I agree with @koalabear93 in the idea that classes that teach Islam should be made more available to the public, especially during this time when so much is being said about Muslims that is inaccurate and the amount of people who don’t understand the inaccuracy that is present. I think these types of classes should be made available for all religions, but especially Islam, simply due to the prevalence in today’s society. The media can twist the truth and can be very convincing for people who are uneducated about the religion. If more people were exposed to a class like this, I truly think there would be less misunderstanding and misrepresentation of the Muslim population and the true intentions and beliefs of the religion of Islam.

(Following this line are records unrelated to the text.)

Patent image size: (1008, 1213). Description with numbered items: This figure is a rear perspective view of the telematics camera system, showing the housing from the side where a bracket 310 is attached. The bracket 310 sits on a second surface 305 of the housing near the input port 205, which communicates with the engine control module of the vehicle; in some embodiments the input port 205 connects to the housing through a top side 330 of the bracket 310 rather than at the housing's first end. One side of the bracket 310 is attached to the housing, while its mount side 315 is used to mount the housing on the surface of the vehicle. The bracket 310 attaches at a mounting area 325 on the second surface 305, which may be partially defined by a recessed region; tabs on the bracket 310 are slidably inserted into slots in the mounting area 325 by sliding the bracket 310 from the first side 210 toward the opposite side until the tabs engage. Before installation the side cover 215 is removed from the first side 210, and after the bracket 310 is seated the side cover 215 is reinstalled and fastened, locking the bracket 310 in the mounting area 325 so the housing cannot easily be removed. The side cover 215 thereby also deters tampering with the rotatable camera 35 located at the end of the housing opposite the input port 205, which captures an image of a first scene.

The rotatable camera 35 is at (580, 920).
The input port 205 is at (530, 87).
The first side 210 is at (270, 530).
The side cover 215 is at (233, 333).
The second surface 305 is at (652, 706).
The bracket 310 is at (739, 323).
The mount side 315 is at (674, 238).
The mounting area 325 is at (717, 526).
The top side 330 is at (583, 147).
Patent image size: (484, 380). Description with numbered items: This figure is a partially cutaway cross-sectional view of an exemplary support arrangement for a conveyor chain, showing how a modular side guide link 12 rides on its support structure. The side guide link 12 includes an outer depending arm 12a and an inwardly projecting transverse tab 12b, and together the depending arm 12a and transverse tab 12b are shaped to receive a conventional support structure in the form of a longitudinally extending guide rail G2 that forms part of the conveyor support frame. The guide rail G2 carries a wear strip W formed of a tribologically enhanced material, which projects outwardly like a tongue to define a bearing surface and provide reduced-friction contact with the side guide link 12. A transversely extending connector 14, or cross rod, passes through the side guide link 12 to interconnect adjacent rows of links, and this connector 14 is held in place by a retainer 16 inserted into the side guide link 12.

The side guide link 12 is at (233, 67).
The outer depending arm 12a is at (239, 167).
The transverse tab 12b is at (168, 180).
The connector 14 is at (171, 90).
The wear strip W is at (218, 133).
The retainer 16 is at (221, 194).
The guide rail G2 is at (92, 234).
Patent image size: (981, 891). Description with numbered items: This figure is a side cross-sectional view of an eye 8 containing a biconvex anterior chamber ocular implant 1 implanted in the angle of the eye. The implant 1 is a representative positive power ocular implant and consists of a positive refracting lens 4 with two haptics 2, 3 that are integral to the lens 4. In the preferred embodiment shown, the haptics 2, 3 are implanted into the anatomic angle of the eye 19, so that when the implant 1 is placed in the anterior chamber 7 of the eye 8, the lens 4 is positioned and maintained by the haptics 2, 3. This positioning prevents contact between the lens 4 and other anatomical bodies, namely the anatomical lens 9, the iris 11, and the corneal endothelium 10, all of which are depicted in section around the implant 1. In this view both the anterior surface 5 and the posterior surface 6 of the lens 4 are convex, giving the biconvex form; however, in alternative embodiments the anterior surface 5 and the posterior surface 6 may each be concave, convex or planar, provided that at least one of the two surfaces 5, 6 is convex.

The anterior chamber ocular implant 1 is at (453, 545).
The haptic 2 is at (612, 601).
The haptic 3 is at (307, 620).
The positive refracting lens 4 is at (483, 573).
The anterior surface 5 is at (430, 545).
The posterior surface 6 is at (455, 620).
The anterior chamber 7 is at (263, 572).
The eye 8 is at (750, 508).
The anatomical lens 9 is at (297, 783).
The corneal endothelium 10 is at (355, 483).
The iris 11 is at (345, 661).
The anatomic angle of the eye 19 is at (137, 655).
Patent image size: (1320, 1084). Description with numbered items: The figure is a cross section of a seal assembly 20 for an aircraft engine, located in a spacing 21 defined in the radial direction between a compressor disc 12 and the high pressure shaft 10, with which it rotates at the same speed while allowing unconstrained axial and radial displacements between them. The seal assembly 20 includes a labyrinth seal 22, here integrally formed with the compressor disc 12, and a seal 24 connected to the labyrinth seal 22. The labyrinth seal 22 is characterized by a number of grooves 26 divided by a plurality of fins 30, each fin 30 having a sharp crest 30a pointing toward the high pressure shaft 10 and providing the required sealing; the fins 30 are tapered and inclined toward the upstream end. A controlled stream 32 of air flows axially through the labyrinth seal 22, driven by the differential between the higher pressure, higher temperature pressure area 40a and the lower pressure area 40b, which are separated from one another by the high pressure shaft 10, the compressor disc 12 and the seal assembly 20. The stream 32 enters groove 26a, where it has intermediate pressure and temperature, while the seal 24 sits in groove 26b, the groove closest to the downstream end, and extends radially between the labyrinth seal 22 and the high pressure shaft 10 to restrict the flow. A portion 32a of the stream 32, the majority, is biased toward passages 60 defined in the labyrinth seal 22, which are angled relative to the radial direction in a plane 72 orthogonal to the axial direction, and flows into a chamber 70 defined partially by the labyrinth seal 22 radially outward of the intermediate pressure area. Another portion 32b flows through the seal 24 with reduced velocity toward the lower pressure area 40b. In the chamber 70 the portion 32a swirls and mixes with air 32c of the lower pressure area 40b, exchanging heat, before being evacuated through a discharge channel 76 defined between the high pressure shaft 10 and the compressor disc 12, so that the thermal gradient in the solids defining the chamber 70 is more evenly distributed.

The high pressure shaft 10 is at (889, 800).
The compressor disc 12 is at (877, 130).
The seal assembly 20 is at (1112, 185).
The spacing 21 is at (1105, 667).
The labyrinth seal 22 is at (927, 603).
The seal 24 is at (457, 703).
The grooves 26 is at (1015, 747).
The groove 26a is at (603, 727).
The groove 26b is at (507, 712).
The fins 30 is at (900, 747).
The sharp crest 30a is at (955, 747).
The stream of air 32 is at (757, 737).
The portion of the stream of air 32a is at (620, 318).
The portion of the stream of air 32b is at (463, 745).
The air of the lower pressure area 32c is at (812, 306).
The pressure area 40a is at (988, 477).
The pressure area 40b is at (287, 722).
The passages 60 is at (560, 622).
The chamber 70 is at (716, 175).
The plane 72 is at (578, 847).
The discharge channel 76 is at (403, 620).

Posted on: December 8, 2015

I came into class not knowing much about the study of Islam. There were several pieces of information that really surprised me. For example, I was really impressed by how the Hadith came to be compiled. It was such a long, intricate process that involved a lot of double-checking. Even more impressively, the pieces of information had to be compiled from memory. This feat seems extraordinary to me, as this day in age, memorization is barely used. It was a different time, but the dedication and commitment was impressive in order to achieve such a task.

In response to serendipity 923, I agree with your thoughts. I also really liked how the Professor gave us  opportunities to reflect on our lives and therefore open the door to change for the better. The lessons we learned in class were truly valuable, not only for the Muslim students. Not only did we learn about Islamic culture, but the ideologies that go into Islam. I would also like to thank the Professor for an amazing semester.